Passage retrieved?Answer correct?Diagnosis
NoNoRetrieval problem: fix this first
YesNoGeneration or prompting problem
YesYesWorking as intended

In practice, the top-left row dominates. Most "the AI gave a wrong answer" tickets trace back to the correct passage simply not being in the context window. You cannot prompt-engineer your way out of missing information.

What to fix, in order

Once you know retrieval is the constraint, the levers are well understood and cheap relative to swapping models:

  1. Hybrid search. Pure vector search misses exact tokens: error codes, SKUs, proper nouns. Adding BM25 alongside embeddings typically lifts recall 20–30% with no model change.
  2. Reranking. Retrieve a wide candidate set (k=50), then use a cross-encoder to re-score and keep the top 5. This raises precision without sacrificing recall.
  3. Better chunking. Align chunk boundaries with topic boundaries so a complete answer lives in one chunk. Add overlap so context that straddles a boundary isn't orphaned.
  4. Increase k thoughtfully. More candidates raise recall but dilute the prompt. Reranking is what lets you retrieve wide and prompt narrow.

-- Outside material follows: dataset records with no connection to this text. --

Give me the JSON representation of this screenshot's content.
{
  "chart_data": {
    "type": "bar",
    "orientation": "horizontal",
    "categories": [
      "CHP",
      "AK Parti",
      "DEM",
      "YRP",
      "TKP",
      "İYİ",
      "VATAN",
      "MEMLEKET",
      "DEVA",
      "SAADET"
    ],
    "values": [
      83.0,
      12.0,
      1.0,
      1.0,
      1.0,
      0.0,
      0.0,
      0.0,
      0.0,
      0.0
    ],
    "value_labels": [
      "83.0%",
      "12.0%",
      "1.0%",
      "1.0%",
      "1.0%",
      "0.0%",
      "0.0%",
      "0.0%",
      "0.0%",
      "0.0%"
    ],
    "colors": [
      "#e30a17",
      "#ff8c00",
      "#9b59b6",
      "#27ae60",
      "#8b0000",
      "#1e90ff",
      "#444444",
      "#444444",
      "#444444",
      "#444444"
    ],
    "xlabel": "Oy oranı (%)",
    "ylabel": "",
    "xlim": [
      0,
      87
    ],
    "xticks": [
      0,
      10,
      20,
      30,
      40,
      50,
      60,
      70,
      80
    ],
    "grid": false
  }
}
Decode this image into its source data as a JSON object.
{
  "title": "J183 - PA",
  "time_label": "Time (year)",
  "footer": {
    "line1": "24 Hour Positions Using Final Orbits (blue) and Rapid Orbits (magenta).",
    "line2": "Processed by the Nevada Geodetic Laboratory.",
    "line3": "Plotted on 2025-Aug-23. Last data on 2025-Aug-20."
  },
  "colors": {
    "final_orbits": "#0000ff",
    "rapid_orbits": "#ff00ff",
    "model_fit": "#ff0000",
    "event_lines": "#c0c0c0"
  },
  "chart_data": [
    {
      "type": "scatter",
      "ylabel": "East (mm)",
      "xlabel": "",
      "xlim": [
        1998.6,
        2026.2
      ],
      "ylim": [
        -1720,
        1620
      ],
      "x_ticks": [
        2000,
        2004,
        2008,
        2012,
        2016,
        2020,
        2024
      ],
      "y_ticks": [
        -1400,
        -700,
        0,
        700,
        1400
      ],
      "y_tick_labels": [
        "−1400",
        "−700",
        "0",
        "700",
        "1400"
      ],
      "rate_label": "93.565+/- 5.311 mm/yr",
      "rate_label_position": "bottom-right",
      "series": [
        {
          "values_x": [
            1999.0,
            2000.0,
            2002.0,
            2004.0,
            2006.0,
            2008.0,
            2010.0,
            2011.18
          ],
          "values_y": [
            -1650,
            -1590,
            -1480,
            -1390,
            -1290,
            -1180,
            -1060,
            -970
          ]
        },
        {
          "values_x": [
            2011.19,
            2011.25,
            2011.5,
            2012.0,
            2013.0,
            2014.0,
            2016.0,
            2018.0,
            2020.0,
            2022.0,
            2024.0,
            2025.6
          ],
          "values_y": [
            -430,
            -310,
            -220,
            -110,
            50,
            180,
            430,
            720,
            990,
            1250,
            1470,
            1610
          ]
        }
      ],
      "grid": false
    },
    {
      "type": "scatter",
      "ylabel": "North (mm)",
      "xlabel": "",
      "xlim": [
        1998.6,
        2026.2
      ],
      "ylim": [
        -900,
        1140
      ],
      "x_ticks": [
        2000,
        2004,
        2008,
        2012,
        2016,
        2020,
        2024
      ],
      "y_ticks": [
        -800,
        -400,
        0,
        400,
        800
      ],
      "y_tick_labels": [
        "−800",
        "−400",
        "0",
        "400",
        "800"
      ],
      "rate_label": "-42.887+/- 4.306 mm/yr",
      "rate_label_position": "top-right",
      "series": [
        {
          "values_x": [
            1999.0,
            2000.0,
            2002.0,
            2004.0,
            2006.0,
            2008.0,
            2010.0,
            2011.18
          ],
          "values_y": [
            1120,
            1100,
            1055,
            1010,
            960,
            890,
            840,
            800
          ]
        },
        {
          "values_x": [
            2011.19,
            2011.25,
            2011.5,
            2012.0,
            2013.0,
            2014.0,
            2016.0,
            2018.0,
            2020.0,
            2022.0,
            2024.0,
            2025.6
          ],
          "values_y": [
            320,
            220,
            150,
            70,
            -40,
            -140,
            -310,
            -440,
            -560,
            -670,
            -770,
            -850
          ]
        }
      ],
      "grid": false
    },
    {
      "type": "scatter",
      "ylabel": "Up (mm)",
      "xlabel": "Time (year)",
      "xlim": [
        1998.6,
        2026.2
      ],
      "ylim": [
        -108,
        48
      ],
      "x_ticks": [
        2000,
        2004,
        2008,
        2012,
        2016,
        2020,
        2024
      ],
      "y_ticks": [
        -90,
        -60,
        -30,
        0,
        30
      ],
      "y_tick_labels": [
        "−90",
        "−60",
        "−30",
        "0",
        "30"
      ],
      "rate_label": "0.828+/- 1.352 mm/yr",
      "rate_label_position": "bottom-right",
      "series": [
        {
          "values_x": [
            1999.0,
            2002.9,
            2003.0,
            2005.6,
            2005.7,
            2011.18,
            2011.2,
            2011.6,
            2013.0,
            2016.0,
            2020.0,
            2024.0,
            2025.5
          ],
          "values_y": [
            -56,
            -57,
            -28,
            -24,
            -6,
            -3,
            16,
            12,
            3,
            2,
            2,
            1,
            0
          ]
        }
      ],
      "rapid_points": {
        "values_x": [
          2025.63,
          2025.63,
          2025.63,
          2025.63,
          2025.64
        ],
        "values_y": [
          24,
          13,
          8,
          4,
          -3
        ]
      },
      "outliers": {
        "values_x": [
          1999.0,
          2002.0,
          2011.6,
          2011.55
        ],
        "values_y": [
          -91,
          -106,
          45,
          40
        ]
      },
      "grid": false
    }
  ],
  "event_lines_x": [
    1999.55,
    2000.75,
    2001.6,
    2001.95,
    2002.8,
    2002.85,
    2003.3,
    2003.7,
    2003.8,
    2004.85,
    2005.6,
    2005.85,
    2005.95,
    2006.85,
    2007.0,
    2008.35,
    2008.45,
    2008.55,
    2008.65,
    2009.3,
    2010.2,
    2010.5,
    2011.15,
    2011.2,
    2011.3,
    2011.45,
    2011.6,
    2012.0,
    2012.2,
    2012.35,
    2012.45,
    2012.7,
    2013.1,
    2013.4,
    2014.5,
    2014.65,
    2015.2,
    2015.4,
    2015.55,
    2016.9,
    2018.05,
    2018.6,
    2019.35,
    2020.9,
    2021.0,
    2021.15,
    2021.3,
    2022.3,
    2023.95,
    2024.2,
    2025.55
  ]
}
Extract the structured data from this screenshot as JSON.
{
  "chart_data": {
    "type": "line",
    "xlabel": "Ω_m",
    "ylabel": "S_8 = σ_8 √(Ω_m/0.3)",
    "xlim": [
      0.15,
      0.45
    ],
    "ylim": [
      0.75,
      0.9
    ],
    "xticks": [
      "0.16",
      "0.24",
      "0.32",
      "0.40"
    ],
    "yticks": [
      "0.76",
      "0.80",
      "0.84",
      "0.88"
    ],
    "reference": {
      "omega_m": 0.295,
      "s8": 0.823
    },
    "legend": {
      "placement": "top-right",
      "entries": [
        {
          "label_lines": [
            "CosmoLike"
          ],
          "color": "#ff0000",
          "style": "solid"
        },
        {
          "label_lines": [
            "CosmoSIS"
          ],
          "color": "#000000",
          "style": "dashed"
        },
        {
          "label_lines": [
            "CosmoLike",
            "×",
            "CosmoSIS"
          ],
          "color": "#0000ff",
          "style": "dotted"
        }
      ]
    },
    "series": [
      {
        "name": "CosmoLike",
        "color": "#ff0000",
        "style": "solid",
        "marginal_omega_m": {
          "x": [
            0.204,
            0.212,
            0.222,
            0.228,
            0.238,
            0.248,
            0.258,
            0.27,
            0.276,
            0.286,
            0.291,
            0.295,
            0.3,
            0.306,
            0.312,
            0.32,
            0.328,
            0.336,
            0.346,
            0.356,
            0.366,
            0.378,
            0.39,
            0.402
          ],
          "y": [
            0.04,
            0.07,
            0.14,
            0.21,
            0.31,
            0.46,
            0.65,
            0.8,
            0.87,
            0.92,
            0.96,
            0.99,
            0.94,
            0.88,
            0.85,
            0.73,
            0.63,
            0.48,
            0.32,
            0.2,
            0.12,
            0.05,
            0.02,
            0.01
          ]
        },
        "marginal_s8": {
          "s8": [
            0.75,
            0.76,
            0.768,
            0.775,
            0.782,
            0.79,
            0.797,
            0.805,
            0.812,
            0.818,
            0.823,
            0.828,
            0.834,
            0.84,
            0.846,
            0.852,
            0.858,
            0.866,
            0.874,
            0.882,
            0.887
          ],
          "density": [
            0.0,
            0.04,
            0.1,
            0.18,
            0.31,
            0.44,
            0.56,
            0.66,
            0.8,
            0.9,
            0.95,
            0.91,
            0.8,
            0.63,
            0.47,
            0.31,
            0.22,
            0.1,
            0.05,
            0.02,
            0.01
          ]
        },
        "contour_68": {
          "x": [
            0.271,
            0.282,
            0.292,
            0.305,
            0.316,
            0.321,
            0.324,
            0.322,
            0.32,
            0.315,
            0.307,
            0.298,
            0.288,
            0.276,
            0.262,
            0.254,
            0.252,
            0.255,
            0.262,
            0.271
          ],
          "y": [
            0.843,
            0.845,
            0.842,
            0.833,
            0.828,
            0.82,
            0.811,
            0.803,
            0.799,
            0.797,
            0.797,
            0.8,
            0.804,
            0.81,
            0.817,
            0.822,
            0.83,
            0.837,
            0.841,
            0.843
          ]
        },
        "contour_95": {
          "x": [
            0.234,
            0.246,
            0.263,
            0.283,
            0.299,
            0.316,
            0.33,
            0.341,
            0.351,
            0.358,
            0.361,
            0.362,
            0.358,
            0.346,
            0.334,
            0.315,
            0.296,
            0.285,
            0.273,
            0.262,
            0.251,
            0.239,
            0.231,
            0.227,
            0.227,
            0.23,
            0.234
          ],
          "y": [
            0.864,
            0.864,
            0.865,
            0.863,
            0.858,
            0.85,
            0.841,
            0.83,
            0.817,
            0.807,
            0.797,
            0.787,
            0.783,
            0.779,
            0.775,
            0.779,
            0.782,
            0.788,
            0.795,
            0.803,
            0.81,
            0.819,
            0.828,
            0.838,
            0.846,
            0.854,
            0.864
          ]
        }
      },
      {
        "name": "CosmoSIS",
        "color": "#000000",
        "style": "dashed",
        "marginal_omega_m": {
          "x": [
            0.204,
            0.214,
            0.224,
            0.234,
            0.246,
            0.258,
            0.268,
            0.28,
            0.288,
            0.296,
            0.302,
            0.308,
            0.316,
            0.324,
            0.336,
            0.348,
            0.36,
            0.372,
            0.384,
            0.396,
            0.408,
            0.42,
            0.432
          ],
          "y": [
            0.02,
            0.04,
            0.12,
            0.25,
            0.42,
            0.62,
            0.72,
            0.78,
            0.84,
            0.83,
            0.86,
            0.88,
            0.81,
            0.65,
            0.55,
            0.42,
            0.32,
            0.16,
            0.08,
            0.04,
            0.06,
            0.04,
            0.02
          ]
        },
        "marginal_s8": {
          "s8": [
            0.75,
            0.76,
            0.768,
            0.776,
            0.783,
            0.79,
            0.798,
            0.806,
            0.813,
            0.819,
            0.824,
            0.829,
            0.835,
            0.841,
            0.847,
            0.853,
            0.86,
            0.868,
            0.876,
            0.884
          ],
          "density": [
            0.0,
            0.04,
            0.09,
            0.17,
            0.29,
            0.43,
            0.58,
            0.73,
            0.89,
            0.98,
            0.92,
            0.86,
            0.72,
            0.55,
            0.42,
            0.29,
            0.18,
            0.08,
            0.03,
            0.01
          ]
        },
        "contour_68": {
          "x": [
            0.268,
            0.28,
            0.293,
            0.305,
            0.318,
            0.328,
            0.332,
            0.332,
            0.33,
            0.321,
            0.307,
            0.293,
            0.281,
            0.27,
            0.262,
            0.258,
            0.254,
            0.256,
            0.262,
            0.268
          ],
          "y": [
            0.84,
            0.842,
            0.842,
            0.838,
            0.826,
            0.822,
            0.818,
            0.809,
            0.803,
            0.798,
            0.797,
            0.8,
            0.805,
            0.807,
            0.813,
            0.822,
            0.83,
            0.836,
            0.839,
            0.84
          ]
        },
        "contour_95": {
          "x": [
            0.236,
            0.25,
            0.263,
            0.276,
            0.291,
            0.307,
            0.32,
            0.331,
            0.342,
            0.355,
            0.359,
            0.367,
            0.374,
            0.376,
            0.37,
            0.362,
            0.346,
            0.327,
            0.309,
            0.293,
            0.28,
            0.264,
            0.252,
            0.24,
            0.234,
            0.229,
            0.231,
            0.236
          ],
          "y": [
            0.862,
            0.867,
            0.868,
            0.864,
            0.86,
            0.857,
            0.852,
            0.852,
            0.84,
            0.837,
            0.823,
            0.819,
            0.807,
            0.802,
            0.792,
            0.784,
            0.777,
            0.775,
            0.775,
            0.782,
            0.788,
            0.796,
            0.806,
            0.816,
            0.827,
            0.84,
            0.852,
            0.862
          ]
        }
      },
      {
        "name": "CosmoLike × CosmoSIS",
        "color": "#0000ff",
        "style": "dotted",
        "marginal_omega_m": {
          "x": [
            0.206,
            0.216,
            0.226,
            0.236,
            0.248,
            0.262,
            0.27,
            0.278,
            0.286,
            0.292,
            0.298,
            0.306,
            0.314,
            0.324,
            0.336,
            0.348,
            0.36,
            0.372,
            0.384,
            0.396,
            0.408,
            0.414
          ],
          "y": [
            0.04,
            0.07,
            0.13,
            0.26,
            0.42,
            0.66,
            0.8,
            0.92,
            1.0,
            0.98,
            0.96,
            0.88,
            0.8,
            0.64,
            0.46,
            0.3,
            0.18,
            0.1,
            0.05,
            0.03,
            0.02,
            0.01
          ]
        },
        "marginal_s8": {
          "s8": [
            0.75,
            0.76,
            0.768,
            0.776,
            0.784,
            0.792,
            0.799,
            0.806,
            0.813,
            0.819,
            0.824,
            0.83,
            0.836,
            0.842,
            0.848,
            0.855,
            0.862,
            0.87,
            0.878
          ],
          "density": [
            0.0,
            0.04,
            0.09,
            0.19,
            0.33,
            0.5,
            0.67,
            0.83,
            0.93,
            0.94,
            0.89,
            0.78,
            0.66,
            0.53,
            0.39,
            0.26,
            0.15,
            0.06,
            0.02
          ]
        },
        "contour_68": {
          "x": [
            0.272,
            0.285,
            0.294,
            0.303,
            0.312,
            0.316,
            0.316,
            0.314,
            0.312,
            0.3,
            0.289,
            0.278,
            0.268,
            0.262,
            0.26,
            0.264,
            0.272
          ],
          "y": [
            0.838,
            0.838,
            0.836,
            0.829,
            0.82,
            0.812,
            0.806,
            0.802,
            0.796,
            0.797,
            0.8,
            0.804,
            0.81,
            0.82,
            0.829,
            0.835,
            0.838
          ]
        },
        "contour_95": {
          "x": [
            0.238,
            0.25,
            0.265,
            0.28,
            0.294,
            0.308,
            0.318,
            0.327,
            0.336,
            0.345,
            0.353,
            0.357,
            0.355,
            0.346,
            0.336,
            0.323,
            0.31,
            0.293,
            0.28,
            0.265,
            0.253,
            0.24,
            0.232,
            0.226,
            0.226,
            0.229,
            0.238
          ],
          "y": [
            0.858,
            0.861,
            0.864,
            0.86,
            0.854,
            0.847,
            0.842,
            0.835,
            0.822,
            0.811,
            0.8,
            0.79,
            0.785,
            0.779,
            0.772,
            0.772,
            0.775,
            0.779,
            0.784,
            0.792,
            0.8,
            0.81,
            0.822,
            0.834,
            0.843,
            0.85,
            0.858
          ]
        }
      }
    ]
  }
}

Notice what is not on this list: changing the LLM. That comes last, after the right documents are reliably reaching it.

The mindset shift

RAG stands for retrieval-augmented generation, and the field spent its first years optimising the wrong half of the acronym. Treat retrieval as the primary system you are building and generation as the thin, reliable layer on top. Measure context recall before you measure answer quality. When answers are wrong, assume the document didn't arrive until you've proven it did.

The best model in the world is only as good as the passage you put in front of it.